Department of Diagnostic and Interventional Neuroradiology, School of Medicine, Klinikum rechts der Isar, Technical University of Munich, Ismaninger Strasse 22, 81675 Munich, Germany.
TUM-Neuroimaging Center, Klinikum rechts der Isar, Technical University of Munich, Munich, Germany.
AJR Am J Roentgenol. 2021 May;216(5):1308-1317. doi: 10.2214/AJR.20.23083. Epub 2021 Mar 11.

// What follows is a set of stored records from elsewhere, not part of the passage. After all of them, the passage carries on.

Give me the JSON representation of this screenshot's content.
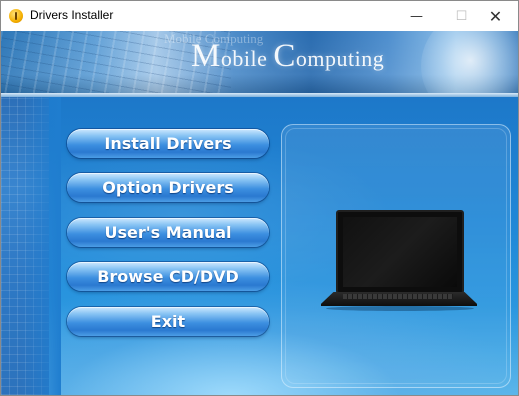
{
  "window": {
    "title": "Drivers Installer",
    "controls": {
      "minimize": "—",
      "maximize": "☐",
      "close": "✕"
    }
  },
  "banner": {
    "title_big_m": "M",
    "title_rest_1": "obile ",
    "title_big_c": "C",
    "title_rest_2": "omputing",
    "ghost_text": "Mobile Computing"
  },
  "menu": {
    "items": [
      {
        "label": "Install Drivers"
      },
      {
        "label": "Option Drivers"
      },
      {
        "label": "User's Manual"
      },
      {
        "label": "Browse CD/DVD"
      },
      {
        "label": "Exit"
      }
    ]
  },
  "preview": {
    "image": "laptop-icon"
  },
  "colors": {
    "panel_blue": "#1f86d6",
    "button_blue": "#2a79d0",
    "button_text": "#ffffff"
  }
}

The purpose of our study was to evaluate simulated sparse-sampled MDCT combined with statistical iterative reconstruction (SIR) for low-dose imaging of patients with spinal instrumentation. Thirty-eight patients with implanted hardware after spinal instrumentation (24 patients with short- or long-term instrumentation-related complications [i.e., adjacent segment disease, screw loosening or implant failure, or postoperative hematoma or seroma] and 14 control subjects with no complications) underwent MDCT. Scans were simulated as if they were performed with 50% (P50), 25% (P25), 10% (P10), and 5% (P5) of the projections of the original acquisition using an in-house-developed SIR algorithm for advanced image reconstructions. Two readers performed qualitative image evaluations of overall image quality and artifacts, image contrast, inspection of the spinal canal, and diagnostic confidence (1 = high, 2 = medium, and 3 = low confidence). Although overall image quality decreased and artifacts increased with reductions in the number of projections, all complications were detected by both readers when 100% of the projections of the original acquisition (P100), P50, and P25 imaging data were used. For P25 data, diagnostic confidence was still high (mean score ± SD: reader 1, 1.2 ± 0.4; reader 2, 1.3 ± 0.5), and interreader agreement was substantial to almost perfect (weighted Cohen κ = 0.787-0.855). The mean volumetric CT dose index was 3.2 mGy for P25 data in comparison with 12.6 mGy for the original acquisition (P100 data). The use of sparse sampling and SIR for low-dose MDCT in patients with spinal instrumentation facilitated considerable reductions in radiation exposure. The use of P25 data with SIR resulted in no missed complications related to spinal instrumentation and allowed high diagnostic confidence, so using only 25% of the projections is probably enough for accurate and confident diagnostic detection of major instrumentation-related complications.
我们的研究目的是评估模拟稀疏采样 MDCT 结合统计迭代重建(SIR)在脊柱内固定术后患者低剂量成像中的应用。38 例脊柱内固定术后植入内固定物的患者(24 例有短期或长期与内固定物相关的并发症[即相邻节段疾病、螺钉松动或植入物失败、术后血肿或血清肿],14 例无并发症的对照组)接受 MDCT 检查。使用我们自主开发的 SIR 算法对原始采集的投影进行模拟,模拟采集以 50%(P50)、25%(P25)、10%(P10)和 5%(P5)的投影进行。两位读者对整体图像质量和伪影、图像对比度、椎管检查和诊断信心(1=高,2=中,3=低)进行定性图像评估。尽管随着投影数量的减少,整体图像质量下降,伪影增加,但当使用原始采集的 100%(P100)、P50 和 P25 成像数据时,两位读者均能检测到所有并发症。对于 P25 数据,诊断信心仍然很高(平均评分±SD:读者 1,1.2±0.4;读者 2,1.3±0.5),并且两位读者之间的一致性为中等至高(加权 Cohen κ=0.787-0.855)。与原始采集(P100 数据)的 12.6 mGy 相比,P25 数据的容积 CT 剂量指数平均为 3.2 mGy。在脊柱内固定患者中,稀疏采样和 SIR 用于低剂量 MDCT 可显著降低辐射暴露。使用 SIR 的 P25 数据不会遗漏与脊柱内固定物相关的并发症,并允许高诊断信心,因此仅使用 25%的投影可能足以准确和有信心地诊断主要与内固定物相关的并发症。